Harriet and St. Ignatius at USF.

MARCH 30, 2020

Dear Faculty and Staff,

I recently reached out to David, a former student who is now an emergency room physician at a hospital in New York City. I wanted to thank him for all he was doing during the pandemic to care for our vulnerable neighbors. He was exhausted but grateful. When I asked him what I could do for him from sheltered-in-place San Francisco, he replied, “Please send dog or child or nature pictures frequently…It helps me remember what we’re fighting for.”

I happily obliged with pictures of my joyful and affectionate dog, Harriet. David asked how Harriet got her name so I described the heroines who inspired me to choose this name. As silly as it sounds, every time I call to Harriet, I think of these women. Reflecting on these role models again with David, I discerned some wisdom provided by their examples that might help us now.

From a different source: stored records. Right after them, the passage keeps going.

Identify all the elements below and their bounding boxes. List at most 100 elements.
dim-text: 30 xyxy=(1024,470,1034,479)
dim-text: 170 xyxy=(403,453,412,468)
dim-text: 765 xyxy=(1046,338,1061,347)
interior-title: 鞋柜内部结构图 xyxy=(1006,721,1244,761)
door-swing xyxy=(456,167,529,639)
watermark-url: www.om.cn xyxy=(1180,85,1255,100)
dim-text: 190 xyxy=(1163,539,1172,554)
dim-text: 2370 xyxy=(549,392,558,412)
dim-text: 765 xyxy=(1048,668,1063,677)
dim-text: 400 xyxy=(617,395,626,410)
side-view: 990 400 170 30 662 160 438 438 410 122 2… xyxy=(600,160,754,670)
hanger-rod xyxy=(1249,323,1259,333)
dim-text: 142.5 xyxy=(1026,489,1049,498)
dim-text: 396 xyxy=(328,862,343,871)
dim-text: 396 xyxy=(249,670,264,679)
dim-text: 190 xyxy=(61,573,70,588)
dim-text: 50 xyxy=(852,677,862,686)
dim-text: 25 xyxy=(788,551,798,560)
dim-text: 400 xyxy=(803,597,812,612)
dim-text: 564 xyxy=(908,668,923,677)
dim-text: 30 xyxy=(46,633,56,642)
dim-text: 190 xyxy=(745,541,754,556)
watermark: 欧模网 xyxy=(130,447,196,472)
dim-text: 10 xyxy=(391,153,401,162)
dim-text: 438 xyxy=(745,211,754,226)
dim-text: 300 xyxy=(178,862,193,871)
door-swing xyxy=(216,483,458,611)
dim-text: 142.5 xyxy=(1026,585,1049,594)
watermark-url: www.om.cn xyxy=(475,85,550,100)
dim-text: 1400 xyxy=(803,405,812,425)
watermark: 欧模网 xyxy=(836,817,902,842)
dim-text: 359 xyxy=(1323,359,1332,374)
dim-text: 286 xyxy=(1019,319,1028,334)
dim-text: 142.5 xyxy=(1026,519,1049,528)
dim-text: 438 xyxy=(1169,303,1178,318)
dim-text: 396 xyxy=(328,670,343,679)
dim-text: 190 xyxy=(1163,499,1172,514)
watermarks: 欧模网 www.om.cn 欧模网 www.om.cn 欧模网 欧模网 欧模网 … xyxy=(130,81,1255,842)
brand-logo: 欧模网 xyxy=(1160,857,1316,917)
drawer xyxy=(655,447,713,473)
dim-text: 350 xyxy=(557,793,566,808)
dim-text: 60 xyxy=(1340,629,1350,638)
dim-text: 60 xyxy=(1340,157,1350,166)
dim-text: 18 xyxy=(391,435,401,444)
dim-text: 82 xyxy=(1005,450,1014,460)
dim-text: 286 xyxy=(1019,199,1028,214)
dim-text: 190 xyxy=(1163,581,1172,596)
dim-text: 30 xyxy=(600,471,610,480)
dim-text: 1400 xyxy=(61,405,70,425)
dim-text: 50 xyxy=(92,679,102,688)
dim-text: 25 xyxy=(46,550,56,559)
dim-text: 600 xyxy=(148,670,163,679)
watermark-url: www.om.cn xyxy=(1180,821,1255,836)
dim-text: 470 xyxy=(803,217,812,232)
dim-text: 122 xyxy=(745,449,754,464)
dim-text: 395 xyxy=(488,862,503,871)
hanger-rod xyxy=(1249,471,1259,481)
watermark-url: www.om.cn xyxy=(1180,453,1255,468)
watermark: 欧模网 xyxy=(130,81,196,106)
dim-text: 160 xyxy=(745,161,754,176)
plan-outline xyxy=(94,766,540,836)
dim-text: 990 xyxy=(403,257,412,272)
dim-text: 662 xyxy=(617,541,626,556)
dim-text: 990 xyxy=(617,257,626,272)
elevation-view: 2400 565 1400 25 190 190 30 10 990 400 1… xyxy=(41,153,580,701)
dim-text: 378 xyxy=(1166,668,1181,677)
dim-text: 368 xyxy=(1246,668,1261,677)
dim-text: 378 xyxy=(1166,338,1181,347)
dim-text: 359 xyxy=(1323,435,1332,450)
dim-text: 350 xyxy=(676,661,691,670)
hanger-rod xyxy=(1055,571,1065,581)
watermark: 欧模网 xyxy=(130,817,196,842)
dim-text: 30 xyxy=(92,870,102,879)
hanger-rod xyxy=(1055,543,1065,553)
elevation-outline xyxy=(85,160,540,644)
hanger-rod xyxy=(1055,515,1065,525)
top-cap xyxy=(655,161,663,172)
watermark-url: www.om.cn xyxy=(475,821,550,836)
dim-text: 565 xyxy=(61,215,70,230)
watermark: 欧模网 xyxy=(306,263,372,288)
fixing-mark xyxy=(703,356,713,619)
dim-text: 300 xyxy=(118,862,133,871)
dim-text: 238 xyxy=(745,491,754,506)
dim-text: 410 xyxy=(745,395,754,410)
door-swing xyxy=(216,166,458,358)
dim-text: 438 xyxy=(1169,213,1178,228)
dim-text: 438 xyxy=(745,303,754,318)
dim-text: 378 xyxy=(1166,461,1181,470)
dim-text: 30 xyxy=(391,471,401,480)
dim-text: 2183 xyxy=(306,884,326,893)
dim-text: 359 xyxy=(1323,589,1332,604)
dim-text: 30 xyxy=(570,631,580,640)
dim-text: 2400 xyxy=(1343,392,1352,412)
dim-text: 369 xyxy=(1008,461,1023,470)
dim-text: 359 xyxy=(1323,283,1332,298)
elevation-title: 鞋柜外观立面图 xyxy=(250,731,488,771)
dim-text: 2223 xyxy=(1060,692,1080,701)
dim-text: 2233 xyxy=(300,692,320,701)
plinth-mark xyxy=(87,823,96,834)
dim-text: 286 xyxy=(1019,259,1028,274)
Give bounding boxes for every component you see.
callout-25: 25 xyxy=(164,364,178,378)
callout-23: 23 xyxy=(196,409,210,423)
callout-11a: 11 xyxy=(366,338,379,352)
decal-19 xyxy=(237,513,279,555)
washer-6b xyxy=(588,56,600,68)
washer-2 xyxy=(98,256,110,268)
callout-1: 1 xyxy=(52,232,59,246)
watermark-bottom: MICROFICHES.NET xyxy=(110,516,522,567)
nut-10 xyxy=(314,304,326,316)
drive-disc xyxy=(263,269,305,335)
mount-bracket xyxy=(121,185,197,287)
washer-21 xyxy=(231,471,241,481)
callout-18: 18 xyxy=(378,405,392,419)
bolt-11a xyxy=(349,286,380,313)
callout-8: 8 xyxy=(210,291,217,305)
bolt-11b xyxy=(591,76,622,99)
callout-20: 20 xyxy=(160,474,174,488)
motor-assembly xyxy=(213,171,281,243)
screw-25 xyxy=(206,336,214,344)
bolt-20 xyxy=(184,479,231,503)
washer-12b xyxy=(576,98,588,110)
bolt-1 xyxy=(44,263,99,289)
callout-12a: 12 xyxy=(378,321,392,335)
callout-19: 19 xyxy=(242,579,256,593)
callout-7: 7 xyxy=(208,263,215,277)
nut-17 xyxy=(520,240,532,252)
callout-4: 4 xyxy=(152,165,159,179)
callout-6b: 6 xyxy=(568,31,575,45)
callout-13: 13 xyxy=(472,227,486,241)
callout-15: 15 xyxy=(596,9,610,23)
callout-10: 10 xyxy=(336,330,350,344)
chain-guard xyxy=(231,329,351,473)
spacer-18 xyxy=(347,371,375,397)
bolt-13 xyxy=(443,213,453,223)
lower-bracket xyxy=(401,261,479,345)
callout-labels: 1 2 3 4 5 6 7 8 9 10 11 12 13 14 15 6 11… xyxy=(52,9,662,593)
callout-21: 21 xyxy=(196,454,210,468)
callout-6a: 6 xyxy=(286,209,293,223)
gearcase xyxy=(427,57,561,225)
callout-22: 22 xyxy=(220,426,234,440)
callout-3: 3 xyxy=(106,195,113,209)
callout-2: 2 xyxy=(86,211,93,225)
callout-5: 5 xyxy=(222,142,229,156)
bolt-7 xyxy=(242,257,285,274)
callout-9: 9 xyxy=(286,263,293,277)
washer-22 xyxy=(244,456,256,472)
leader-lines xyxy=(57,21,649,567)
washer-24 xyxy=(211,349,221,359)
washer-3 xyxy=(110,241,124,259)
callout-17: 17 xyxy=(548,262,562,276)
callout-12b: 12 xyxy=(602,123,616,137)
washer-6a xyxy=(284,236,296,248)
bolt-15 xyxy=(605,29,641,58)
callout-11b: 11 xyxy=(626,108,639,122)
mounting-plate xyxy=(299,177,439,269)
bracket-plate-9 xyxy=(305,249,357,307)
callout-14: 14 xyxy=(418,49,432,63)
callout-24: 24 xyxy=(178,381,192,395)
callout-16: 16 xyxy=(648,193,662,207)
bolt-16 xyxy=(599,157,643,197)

Harriet Jacobs wrote the first female-authored slave narrative. Her remarkable story of hiding and escape to freedom, followed by an active life in service to the Union cause, teaches me patience. To elude her slaveholder and protect her children, Harriet hid for seven years in a small attic. Her patience in enduring the physical and emotional hardships of confinement, of persisting despite the dangers of discovery and the uncertainty of the outcome demonstrate that she did what she had to do to survive the circumstances and prepare for a new life for herself and her children.

Harriet Tubman, the better-known abolitionist who, like Frederick Douglass was from my home state of Maryland, demonstrated a fearless ability to lead, inspire, and support others in the face of seemingly intractable and dangerous circumstances. She resisted the idea that confinement was a permanent condition; she kept her eyes on the prize. However long it took, freedom was where she was always going and she seldom walked alone.

Harriet Powers was a formerly enslaved Georgia folk artist who lived a hard life in the South while farming and raising nine children. But she made time to quilt, to use whatever scraps she could muster to bring beauty to her world and peace to her life. Of the few quilts that survive, one is in the Smithsonian collections. Combining biblical, African, and southern folkways in a visual representation of her inspired view of creation, Harriet always knew where she stood, no matter what was happening in the world around her.

Harriet the Spy gave me hope, as an awkward young girl who wasn’t sure what the future held, that maybe one day my strange ways would make a good story, too. Harriet is called a spy, but what she really does is pay attention to the world around her that doesn’t pay attention to her. And she writes about it all and that gets her in to trouble but it also helps her find her voice and her way and find her friends, all while hanging on to her truth of life as she sees it.

If we can be like the Harriets, all shall be well.

4 thoughts on “Harriets

  1. Nice to meet David and all Harriets through your words, Professor!
    If we can be like the Harriets, all shall be well.

    1. Marcos, thanks for your kind comment. I’m just seeing it now, years later. Sending gratitude and best wishes.

  2. Very kind of you to say so, Victoria. Are you a current student at USF?

    By the way, Harriet the springer spaniel sends a “woof!”